Les marchés de la capitale reflètent également cette réalité. Si l’affluence est forte en décembre, janvier est souvent marqué par une baisse du pouvoir d’achat. Les vendeuses de condiments et de légumes constatent que les clients achètent en plus petites quantités. « Les femmes qui travaillent aiment acheter les condiments pour plusieurs jours. Ces jours-ci, beaucoup font le marché au jour le jour et c’est le strict minimum qu’elles achètent », explique Awa Traoré, commerçante au marché de Sankaryaré.

La janviose touche aussi les salariés et les fonctionnaires. Entre les crédits et les frais incompressibles comme le loyer, la scolarité des enfants ou le transport, le mois de janvier devient un véritable parcours du combattant. Certains travailleurs reconnaissent devoir “jongler” jusqu’à la fin du mois, en attendant la prochaine paie.
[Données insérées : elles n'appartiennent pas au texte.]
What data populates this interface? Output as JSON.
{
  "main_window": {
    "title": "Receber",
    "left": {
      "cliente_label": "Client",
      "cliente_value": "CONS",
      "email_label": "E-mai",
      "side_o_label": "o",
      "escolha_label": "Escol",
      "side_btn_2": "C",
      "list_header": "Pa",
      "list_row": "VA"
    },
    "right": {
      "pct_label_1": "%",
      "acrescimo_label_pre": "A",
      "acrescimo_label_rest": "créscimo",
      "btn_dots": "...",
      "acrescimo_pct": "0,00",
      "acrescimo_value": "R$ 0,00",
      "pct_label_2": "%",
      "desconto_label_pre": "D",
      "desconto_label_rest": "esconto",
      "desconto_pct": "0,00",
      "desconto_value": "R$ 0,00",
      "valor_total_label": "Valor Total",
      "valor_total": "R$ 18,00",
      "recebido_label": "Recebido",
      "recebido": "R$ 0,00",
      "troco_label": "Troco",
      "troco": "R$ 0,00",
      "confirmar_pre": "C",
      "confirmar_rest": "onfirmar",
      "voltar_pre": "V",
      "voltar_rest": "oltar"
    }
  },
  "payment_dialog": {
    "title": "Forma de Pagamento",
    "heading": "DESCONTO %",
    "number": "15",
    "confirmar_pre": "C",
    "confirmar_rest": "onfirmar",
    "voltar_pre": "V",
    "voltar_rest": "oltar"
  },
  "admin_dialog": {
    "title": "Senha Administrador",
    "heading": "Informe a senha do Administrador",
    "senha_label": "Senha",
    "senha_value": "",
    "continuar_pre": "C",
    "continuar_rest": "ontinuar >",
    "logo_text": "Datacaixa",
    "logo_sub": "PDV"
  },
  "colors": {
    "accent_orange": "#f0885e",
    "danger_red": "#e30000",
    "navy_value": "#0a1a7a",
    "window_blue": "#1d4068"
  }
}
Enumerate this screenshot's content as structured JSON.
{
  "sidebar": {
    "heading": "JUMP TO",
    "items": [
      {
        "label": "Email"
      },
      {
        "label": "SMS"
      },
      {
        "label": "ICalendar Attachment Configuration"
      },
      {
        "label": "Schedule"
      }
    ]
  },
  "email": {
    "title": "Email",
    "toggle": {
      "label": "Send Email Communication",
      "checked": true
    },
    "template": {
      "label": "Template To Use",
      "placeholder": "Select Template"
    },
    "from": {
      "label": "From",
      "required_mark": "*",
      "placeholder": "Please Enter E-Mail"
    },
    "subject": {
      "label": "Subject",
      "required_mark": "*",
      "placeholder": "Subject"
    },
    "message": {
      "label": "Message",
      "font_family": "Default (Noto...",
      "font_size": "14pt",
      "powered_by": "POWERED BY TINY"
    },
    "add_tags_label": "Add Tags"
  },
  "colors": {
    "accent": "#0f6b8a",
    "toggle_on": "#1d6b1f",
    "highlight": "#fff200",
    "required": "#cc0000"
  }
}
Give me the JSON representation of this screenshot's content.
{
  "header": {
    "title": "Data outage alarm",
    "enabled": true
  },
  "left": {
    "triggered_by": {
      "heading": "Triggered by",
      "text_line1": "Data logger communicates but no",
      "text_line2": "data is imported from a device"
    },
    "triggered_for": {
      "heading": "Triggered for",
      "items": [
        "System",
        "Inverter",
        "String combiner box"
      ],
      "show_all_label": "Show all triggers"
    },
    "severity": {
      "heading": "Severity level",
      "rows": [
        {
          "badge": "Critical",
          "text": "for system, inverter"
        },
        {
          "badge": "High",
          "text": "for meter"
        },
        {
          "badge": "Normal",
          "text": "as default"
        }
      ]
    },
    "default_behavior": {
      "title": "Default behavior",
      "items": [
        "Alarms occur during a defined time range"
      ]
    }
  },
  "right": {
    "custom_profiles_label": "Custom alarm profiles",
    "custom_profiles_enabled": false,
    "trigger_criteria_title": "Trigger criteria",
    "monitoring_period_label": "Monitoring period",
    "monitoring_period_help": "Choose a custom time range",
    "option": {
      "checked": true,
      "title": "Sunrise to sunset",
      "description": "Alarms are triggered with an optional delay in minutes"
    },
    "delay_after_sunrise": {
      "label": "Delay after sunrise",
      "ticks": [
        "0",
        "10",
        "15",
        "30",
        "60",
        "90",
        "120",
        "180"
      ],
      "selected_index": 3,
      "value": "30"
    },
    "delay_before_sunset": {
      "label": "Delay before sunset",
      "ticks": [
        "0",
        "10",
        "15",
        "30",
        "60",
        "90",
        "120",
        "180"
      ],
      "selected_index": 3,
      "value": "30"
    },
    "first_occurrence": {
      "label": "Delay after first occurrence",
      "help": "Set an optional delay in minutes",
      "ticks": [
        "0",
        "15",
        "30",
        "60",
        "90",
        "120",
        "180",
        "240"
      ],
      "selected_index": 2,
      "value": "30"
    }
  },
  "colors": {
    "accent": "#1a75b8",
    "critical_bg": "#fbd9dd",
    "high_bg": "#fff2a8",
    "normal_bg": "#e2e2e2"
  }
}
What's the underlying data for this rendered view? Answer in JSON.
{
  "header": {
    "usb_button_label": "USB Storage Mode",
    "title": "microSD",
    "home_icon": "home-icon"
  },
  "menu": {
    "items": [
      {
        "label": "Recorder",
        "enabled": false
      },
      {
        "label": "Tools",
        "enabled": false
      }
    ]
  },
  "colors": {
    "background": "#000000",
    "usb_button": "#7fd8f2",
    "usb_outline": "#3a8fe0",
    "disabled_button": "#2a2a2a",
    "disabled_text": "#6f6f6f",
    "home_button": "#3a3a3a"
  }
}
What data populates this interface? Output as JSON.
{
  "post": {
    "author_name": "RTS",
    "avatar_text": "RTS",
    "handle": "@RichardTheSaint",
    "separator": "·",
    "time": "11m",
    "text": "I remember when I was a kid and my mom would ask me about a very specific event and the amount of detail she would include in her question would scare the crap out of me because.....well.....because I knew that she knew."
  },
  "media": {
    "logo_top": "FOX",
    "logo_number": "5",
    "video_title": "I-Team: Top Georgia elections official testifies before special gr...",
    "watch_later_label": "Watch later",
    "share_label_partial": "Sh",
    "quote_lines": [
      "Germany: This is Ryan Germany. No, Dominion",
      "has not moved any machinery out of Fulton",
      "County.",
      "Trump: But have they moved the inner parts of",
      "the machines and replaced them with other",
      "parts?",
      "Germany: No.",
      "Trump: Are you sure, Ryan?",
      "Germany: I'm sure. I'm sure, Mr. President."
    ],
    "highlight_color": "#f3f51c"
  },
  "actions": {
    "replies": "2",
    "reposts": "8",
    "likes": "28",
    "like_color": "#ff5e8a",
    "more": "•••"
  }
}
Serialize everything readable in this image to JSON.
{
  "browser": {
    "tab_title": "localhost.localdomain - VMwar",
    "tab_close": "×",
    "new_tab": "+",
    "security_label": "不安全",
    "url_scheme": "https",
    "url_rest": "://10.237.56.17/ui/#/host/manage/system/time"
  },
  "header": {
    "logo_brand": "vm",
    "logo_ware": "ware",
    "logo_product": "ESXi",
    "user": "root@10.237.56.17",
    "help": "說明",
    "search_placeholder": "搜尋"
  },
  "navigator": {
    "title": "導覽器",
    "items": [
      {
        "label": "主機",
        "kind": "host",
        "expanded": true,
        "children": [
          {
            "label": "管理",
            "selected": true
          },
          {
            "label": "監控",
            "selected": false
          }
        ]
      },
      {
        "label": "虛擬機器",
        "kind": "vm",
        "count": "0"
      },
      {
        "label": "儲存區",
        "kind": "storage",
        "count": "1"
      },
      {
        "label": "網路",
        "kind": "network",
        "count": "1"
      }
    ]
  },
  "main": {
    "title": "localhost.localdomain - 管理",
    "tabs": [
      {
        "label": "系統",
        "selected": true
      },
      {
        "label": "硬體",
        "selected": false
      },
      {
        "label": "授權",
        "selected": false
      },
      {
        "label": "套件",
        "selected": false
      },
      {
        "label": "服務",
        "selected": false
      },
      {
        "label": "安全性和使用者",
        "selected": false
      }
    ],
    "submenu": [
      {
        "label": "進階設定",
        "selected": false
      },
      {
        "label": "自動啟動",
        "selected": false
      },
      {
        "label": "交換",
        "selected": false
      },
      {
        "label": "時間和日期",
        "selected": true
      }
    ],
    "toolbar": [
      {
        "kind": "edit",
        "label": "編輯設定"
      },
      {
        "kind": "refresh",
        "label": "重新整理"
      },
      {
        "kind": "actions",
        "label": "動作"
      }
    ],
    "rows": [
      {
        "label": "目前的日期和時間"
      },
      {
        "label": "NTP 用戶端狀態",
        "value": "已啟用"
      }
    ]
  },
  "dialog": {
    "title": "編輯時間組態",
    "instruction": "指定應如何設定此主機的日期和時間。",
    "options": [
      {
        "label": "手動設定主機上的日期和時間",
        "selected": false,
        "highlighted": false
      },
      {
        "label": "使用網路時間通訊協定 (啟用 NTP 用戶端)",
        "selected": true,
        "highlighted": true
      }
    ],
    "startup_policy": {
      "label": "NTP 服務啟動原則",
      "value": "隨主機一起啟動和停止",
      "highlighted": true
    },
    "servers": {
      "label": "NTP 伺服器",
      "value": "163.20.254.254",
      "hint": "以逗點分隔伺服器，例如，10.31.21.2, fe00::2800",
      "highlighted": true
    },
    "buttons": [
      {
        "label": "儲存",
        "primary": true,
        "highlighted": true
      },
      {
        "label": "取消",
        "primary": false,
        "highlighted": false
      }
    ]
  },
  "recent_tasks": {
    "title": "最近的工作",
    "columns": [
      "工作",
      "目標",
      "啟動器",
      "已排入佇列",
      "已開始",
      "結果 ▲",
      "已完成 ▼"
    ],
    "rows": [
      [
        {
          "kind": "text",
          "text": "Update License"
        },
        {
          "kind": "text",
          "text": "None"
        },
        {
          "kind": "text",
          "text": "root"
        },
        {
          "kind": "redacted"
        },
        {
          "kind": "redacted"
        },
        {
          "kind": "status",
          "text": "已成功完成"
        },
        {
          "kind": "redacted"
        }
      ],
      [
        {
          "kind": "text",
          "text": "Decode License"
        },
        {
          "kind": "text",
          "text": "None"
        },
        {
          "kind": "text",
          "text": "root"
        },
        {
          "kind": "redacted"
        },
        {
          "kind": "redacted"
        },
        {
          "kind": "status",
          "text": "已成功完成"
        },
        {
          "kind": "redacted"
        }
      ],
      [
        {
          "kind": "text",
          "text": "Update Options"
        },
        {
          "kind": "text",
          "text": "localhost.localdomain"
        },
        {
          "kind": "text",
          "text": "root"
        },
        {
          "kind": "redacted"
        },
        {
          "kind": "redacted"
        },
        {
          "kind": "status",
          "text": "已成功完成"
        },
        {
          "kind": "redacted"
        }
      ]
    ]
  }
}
« Après les fêtes, ce n’est pas simple. J’ai fait une prévision pour pouvoir tenir dans le mois de janvier. J’ai acheté ce qu’il faut pour la maison. C’est maintenant le carburant, les frais d’unité et de mégas qui posent problème. On essaie de jongler pour avoir l’argent de carburant. Pour le moment, aller boire la bière est banni. Peut-être que dans les mois à venir on pourra reprendre, mais à l’heure actuelle on cherche à nourrir d’abord », a indiqué Patrice Zabré, fonctionnaire.

Pour certaines personnes, la janviose ne peut être réduite à un simple phénomène saisonnier. Elle met en lumière la fragilité du pouvoir d’achat et la nécessité d’une meilleure planification financière au sein des ménages. « Il faut apprendre à anticiper les dépenses de fin d’année et éviter de vivre au-dessus de ses moyens », estime Mariam Hema.

« Je n’avais pas encore connu la janviose. J’entendais les gens en parler mais je n’ai pas encore vécu une situation de galère pendant le mois de janvier. Je planifie toujours mes dépenses. Cette année, depuis novembre, j’ai commencé à acheter ce qu’il me fallait pour les fêtes de fin d’année. Malheureusement, je n’ai pas suffisamment pris en compte certaines charges. Parce que j’ai un bébé, il me faut des couches, du lait et autres. Pour le moment je tiens mais d’ici le 15, si mon mari ne rentre pas de sa mission, je vais connaître la janviose. Parce que j’ai fait un mauvais calcul. C’est une leçon pour moi, je ne vais plus négliger une dépense. Désormais, à l’approche des fêtes, je vais prendre les dispositions nécessaires et je ne vais pas faire la fête au-dessus de mes moyens. Je pense que pour éviter cette situation de janviose, il faut faire ses dépenses en fonction de ses moyens et mieux planifier ces dépenses », a souligné la jeune dame.

À Ouagadougou, la janviose est presque devenue une étape connue, intégrée aux habitudes après les fêtes de fin d’année. Si janvier serre les ceintures, il rappelle aussi l’importance de la solidarité, de la prudence et de l’adaptation dans un environnement économique difficile. En attendant des jours meilleurs, les Ouagavillois avancent, un pas après l’autre, convaincus que, comme chaque année, la janviose finira par passer.